-1

I have a categorical variable (in character structure) that is dummy coded in the following manner xx-xxxx. The first 2 digits of the dummy code are significant for categorizing the responses. I would like to be able to bin the responses according to these first 2 digits. For example, there are 28 responses dummy coded as 11-xxxx. I would like to combine all 28 of these responses into one response. I would, therefore, like to be able to convert the dummy coded categorical variable to a quantitative variable so I can more efficiently bin the responses according to these first 2 digits. Is there an R function for making this conversion?

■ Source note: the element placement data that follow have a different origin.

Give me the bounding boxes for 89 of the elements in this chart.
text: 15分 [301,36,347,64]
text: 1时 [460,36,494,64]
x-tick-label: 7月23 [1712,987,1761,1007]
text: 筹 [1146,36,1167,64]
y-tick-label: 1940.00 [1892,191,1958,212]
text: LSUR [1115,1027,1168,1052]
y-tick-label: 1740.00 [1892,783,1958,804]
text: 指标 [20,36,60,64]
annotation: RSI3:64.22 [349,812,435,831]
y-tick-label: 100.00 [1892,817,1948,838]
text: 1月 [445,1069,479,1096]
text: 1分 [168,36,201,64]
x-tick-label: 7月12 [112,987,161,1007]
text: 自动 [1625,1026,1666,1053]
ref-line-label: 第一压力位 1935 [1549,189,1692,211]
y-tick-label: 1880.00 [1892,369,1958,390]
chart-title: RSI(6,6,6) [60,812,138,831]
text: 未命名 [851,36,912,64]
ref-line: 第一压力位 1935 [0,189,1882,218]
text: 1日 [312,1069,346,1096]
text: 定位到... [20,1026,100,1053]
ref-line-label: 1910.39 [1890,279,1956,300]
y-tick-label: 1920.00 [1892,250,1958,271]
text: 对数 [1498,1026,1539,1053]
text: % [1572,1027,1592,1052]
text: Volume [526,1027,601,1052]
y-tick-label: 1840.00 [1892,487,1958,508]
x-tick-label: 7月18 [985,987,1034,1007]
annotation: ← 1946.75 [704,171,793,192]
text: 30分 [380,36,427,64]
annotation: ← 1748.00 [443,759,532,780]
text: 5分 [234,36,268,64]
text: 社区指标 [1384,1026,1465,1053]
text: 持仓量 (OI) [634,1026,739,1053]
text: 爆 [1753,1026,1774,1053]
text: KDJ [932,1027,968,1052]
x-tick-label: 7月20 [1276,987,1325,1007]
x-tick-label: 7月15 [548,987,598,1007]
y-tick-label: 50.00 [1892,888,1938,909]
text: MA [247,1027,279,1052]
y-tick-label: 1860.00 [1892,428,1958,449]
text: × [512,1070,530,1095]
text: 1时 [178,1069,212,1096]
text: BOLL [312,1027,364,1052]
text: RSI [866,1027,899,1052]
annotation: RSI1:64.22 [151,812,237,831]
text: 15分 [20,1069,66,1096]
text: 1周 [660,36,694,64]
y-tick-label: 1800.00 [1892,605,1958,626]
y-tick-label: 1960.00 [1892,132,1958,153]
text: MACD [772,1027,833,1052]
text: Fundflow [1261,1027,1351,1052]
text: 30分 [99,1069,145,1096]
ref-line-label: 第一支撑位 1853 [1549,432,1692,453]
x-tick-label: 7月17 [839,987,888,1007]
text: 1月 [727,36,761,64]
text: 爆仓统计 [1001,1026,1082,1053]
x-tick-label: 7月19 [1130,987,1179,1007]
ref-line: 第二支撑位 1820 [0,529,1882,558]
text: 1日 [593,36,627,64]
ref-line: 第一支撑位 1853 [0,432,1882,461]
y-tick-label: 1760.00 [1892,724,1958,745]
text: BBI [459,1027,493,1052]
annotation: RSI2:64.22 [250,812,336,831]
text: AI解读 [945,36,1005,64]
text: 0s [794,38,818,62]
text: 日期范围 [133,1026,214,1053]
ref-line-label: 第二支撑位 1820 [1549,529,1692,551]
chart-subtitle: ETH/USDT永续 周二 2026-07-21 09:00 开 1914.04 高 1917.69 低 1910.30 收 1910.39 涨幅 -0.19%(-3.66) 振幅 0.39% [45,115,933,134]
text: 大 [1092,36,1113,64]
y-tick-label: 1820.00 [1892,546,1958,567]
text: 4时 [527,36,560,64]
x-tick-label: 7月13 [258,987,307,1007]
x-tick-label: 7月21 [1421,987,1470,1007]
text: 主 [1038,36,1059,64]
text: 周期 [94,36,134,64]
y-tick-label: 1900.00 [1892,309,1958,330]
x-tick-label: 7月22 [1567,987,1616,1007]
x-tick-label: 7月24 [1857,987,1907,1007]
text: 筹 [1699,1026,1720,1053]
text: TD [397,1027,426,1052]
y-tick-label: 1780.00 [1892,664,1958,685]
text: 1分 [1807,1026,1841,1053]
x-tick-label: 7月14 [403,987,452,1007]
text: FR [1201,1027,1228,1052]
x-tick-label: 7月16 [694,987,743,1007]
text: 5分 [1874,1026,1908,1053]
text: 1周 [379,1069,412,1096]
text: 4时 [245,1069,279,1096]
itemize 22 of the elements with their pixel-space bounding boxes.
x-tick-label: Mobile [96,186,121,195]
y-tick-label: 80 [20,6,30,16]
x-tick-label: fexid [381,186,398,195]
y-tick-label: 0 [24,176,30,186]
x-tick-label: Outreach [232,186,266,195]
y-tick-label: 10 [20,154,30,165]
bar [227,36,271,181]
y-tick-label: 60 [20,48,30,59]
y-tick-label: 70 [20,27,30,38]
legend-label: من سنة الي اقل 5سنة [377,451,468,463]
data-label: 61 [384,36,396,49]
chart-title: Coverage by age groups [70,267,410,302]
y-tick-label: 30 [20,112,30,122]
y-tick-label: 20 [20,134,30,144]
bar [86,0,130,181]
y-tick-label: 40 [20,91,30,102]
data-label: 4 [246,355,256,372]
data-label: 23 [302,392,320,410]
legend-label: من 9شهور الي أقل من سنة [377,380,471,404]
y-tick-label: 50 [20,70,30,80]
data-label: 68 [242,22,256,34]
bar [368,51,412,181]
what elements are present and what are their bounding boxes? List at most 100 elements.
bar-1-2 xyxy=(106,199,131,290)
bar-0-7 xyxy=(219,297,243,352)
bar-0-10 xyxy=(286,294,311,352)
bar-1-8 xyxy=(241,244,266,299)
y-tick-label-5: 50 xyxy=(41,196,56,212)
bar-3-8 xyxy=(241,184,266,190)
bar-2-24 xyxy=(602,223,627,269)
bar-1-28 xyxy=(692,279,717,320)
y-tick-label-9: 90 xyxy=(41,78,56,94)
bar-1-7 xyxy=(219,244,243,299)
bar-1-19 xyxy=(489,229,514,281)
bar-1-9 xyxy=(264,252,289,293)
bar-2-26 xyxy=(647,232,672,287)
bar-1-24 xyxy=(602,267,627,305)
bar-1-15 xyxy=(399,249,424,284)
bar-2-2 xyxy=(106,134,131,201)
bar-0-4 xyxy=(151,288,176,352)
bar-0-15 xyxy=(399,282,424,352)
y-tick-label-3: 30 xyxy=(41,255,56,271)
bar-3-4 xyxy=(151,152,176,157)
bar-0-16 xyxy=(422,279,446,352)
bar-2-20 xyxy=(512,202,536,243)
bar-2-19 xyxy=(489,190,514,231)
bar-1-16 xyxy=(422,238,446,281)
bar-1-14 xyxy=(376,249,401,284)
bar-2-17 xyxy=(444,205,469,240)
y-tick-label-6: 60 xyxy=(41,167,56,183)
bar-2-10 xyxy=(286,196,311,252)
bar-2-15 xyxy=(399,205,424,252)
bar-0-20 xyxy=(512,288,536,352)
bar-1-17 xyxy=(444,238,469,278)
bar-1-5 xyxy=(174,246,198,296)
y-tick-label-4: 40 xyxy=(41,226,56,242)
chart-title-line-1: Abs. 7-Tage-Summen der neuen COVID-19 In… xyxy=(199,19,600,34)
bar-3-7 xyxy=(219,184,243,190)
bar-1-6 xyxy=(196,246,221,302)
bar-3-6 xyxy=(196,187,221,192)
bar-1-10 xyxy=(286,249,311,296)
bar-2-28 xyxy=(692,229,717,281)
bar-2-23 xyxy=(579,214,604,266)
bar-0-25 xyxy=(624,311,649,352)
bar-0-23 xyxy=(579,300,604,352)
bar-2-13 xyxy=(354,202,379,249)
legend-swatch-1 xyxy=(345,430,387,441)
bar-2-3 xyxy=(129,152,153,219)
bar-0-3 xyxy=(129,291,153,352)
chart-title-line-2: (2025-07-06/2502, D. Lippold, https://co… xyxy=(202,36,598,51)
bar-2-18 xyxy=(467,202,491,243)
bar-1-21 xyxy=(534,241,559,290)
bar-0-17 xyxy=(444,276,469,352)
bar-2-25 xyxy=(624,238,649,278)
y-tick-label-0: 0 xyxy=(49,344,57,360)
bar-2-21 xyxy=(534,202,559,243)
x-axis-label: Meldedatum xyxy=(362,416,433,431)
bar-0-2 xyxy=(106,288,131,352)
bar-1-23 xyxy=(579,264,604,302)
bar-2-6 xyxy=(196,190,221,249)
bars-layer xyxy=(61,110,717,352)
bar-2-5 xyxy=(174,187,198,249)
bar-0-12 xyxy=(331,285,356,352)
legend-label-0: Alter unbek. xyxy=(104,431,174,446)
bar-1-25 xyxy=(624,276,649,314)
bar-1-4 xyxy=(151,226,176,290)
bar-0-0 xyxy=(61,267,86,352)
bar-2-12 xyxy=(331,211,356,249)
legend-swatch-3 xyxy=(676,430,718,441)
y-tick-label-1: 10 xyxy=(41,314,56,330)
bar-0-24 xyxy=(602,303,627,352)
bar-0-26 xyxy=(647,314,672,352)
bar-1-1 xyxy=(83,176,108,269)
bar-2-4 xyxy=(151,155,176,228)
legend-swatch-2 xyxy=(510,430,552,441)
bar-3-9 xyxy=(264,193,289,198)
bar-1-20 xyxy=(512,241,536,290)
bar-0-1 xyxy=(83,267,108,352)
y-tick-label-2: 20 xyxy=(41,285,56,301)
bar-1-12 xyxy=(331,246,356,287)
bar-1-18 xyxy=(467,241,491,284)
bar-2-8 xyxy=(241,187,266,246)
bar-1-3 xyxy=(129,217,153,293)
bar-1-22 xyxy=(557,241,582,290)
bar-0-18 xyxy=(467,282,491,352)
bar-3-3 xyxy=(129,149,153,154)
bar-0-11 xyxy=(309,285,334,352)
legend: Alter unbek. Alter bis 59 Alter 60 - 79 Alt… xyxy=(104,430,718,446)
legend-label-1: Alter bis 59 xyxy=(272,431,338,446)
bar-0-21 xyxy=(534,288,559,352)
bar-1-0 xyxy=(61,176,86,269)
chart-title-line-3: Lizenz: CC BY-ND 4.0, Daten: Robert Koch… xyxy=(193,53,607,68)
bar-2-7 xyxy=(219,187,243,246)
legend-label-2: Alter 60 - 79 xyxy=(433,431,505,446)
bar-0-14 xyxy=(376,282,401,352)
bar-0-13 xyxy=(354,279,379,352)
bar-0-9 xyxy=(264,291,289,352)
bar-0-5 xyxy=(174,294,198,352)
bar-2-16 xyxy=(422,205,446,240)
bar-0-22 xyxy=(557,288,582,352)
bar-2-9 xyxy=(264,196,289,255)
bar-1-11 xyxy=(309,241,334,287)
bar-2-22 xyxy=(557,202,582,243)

Image of the Frequency Distribution of the first few responses for the variable

I am a beginner coder and this is my first time posting to stack overflow. Thank you for your help!

dput(data$H4LM18) Sample

  • If you're using the tidyverse, [this answer](https://stackoverflow.com/a/44424567/10898875) illustrates a neat way to make a new column from the first two digits of the dummy code. (The other answers to that question have other options you could explore.) – A. S. K. Dec 04 '19 at 20:31
  • Thanks for your input! I am looking to bin the responses so I can graph them so I'm afraid organizing them into columns won't be sufficient. – user12481858 Dec 04 '19 at 21:31
  • Do you want the final data frame to have one row per first two digits of the code (`11`, etc.)? Or are you looking for a column that encodes which "bin" the row goes in so that you can process the data frame more efficiently downstream? – A. S. K. Dec 04 '19 at 21:47
  • I would like the final data frame to have one row per first two digits of the code. – user12481858 Dec 05 '19 at 21:03
  • That's helpful. Can you post a sample of your data, using `dput`? – A. S. K. Dec 05 '19 at 23:29
  • I just added a picture of a sample of my data to the original post. – user12481858 Dec 06 '19 at 03:53
  • I doubt that blurring the distinction between categorical and numerical variables is a reliable way to group categorical variables. This sounds like an [XY problem](https://meta.stackexchange.com/q/66377/357835). – John Coleman Dec 06 '19 at 03:56

1 Answers1

0

I was able to receive help from a Help Desk and we successfully binned the variable according to the first two digits of the dummy code.

Here is code used for the dataset data and the variable H4LM18:

data$jobcategory<-data$H4LM18

data$jobbracket <- unlist(lapply((strsplit(data$jobcategory, "-")),function(x){x[1]}))#[c(T, F)]

By splitting the dummy code of the responses at the dash ("-") we were able to categorize the responses according to the first two digits of the dummy code alone.